The topic of Critical Race Theory (CRT) continues around the country and in the state of Kentucky.

In Kentucky, two proposed bills for the 2022 General Assembly would ban the teaching of CRT.

Rep. Matt Lockett, R-Nicholasville, the main sponsor of one of the bills, says it would ban teaching in Kentucky’s public schools, K-12, along with public universities and colleges.

“It’s been brought up more in the media. You know, if you used that term to people six months ago or a year ago, they wouldn’t know what is about because it’s basically taught in law schools in America. It wasn’t really something you saw in public schools,” said Rep. Steve Riley (R-Glasgow).
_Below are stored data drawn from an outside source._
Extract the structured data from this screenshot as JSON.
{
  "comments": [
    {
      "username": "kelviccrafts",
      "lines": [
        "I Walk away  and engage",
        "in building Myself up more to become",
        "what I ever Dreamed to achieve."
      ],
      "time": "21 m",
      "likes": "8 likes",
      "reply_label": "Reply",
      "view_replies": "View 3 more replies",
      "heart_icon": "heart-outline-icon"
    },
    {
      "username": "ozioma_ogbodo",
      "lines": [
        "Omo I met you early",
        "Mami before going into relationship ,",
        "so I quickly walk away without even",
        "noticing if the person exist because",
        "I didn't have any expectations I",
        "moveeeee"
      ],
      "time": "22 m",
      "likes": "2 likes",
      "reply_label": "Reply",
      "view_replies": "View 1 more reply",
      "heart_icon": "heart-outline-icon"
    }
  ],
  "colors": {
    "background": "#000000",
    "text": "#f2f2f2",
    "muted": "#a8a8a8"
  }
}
The two bills filed never mention CRT but would prohibit teachers from talking about eight concepts that promote CRT.

Lawmakers against the anti-CRT legislation that was pre-filed say it’s too broad.

Critical Race Theory is not taught in Bowling Green nor Warren County schools as it’s not generally taught in grades K-12.
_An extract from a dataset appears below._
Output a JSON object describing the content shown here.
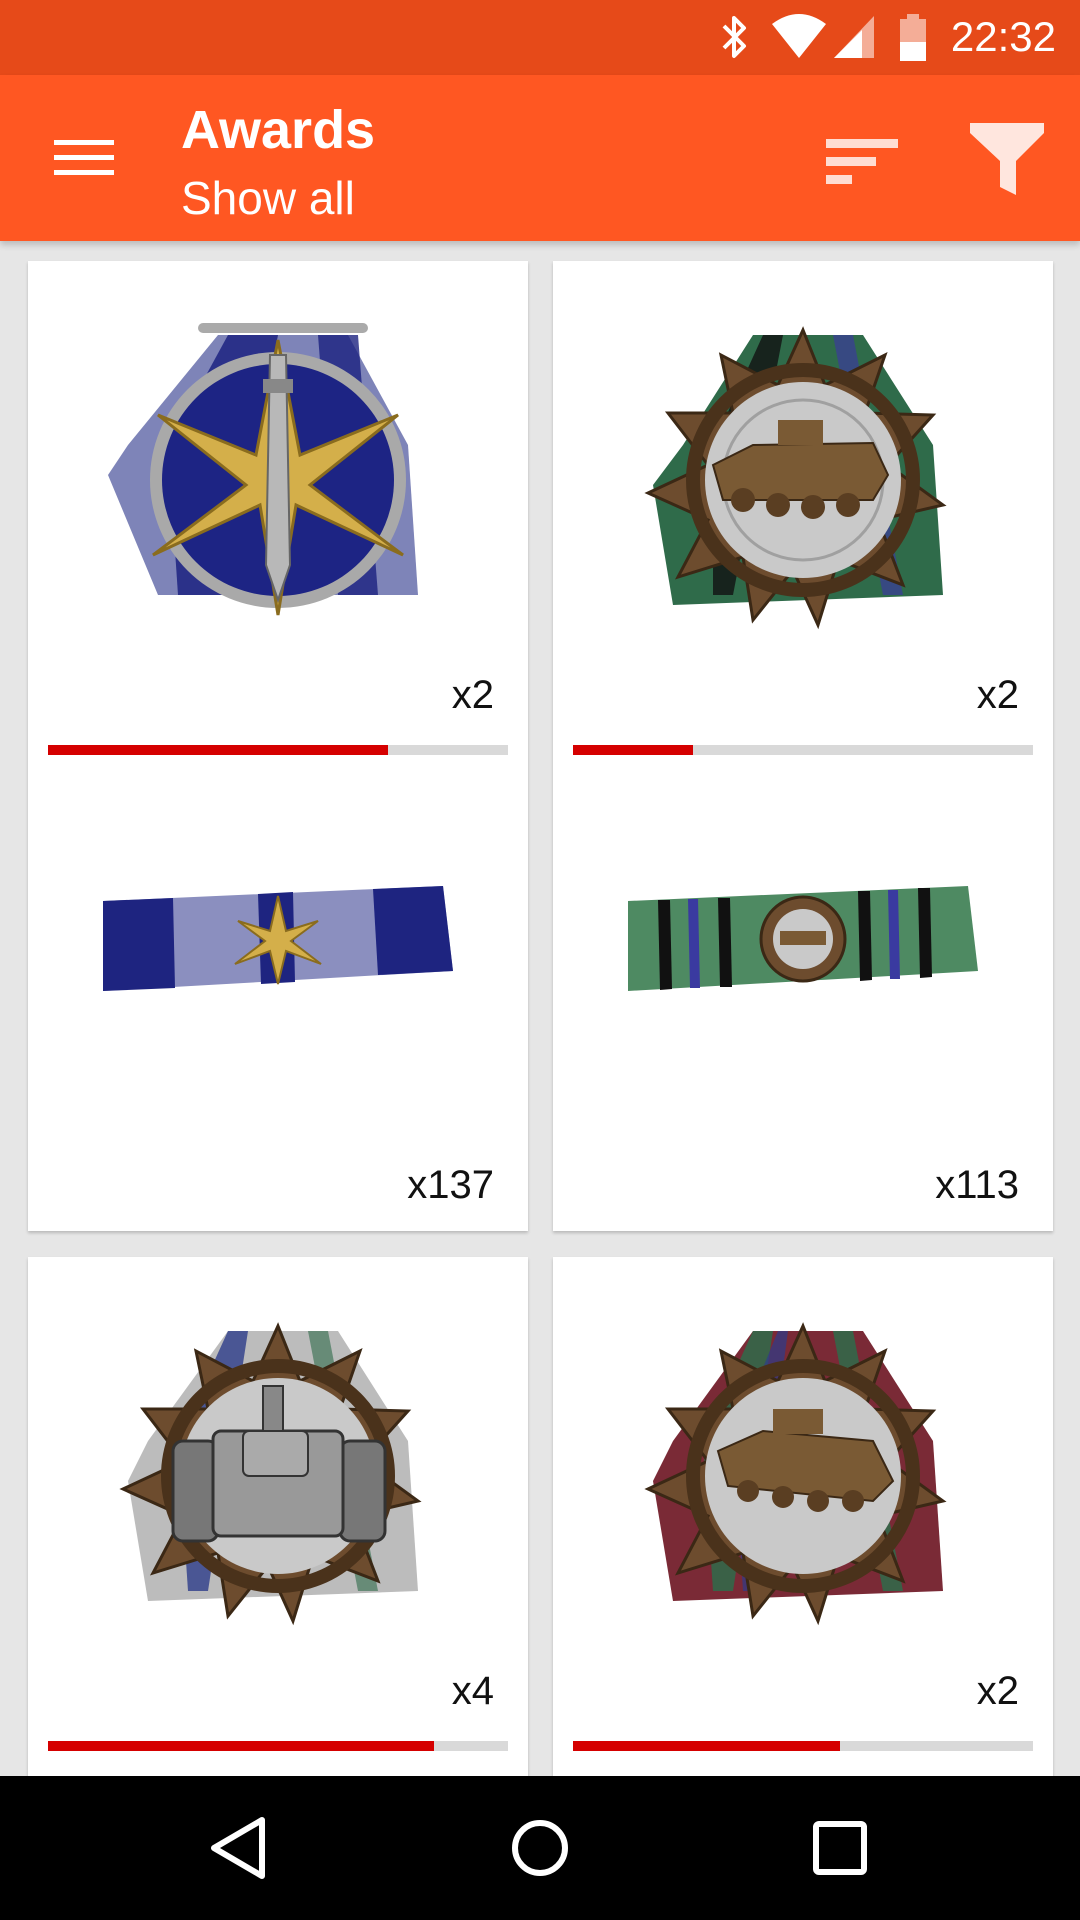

“You get new issues and new topics that people are concerned about, you know, is this age-appropriate? Is this something that should be just discussed in law school classes, or does it need to be expanded?” expressed Riley. “I think a lot of people are concerned about that being expanded into young people before they have a chance to critically think about what that involves.”

A total of 27 bills have been pre-filed by different legislators throughout the state.

Meanwhile, one bill related to COVID would prohibit businesses and universities from asking people to disclose their immunization status.

“I know a lot of people got the vaccine, I’ve got the vaccine myself,” said Riley. “But I have difficulty with forcing people to do something that under their own good conscious, and their ability to decide what they want to do with their, with their medical situation that they’re involved in. So I think that’s something that there will be discussions on, I don’t know exactly what direction that will go.”

Lawmakers will consider Bill 106 regarding vaccine status in the next general session, which starts in January.